Guru merupakan kedudukan terhormat dan mulia di
masyarakat sebagai agen perubahan dan sosok yang memiliki tanggung jawab moral,
akademik, sosial dan profesional sesuai bidang keahliannya.
Guru memiliki
segudang metode dalam menjalankan perannya sebagai kekayaan profesional yang
tak dimiliki oleh profesi lain.
Dave Meir (2000) mengatakan bahwa emosi berpengaruh
besar pada kualitas dan kuantitas pembelajaran. Emosi positif dapat mempercepat
proses pembelajaran dan mencapai hasil yang lebih baik. Sebaliknya emosi
negatif dapat memperlambat proses pembelajaran atau bahkan menghentikannya sama
sekali.
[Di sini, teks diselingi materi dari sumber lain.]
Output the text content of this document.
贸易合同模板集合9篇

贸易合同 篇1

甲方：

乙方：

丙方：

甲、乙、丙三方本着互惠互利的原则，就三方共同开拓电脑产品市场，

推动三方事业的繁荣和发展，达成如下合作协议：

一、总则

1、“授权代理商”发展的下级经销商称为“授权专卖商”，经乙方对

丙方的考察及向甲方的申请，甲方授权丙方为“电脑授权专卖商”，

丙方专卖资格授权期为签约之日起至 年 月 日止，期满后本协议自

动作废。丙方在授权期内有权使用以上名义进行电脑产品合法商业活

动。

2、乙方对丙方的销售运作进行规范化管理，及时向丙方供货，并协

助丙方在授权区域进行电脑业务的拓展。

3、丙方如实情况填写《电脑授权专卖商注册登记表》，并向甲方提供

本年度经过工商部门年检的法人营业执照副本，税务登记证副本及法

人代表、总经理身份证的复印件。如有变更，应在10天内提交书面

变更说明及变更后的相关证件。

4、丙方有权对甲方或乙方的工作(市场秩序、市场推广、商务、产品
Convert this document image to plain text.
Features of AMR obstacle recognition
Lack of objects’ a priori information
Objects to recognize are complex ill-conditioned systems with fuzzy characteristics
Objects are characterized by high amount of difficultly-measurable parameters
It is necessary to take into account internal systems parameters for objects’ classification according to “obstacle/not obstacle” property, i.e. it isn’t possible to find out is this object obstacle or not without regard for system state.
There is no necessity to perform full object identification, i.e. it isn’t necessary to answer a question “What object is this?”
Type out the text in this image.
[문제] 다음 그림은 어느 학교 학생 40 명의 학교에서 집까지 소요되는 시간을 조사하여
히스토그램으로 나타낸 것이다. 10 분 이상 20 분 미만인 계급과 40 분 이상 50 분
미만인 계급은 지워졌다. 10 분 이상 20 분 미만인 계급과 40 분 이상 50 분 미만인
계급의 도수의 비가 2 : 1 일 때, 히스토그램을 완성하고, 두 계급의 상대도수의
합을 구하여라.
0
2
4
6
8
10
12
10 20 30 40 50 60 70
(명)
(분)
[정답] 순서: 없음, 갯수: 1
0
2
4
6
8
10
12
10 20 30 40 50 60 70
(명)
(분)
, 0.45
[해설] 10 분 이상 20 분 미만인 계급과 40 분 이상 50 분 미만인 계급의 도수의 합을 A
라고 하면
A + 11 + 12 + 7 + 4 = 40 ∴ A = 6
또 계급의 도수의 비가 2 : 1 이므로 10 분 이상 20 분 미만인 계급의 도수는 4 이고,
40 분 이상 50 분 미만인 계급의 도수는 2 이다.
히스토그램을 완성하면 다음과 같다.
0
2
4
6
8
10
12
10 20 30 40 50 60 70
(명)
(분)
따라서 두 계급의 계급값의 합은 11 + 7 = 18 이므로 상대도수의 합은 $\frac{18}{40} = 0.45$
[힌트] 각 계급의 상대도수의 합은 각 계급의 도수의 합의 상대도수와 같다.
Oleh karena itu pembelajaran yang berhasil haruslah dimulai dengan
menciptakan emosi positif pada diri pengajar (guru) dan pembelajar (peserta
didik).
Guru berupaya dengan berbagai metode agar tujuan
pembelajaran tercapai. Menerapkan metode dengan emosi negatif akan berbahaya
bagi psikologis peserta didik. Bahkan dapat menjatuhkan wibawa guru di hadapan
peserta didik. Sebaliknya guru membutuhkan emosi positif untuk menangani
peserta didik.
Arifuddin M. Arif (2013:93) dalam bukunya, “The
Magic of Teaching” mengatakan bahwa selain menguasai metode, pendidik harus
memiliki performance atau gaya (style). Gaya mengajar harus disingkronkan
dengan karakter, waktu dan keadaan peserta didik. Sebagai contoh, gaya mengajar
pada pagi hari tentu sangat berbeda dengan gaya mengajar pada siang hari.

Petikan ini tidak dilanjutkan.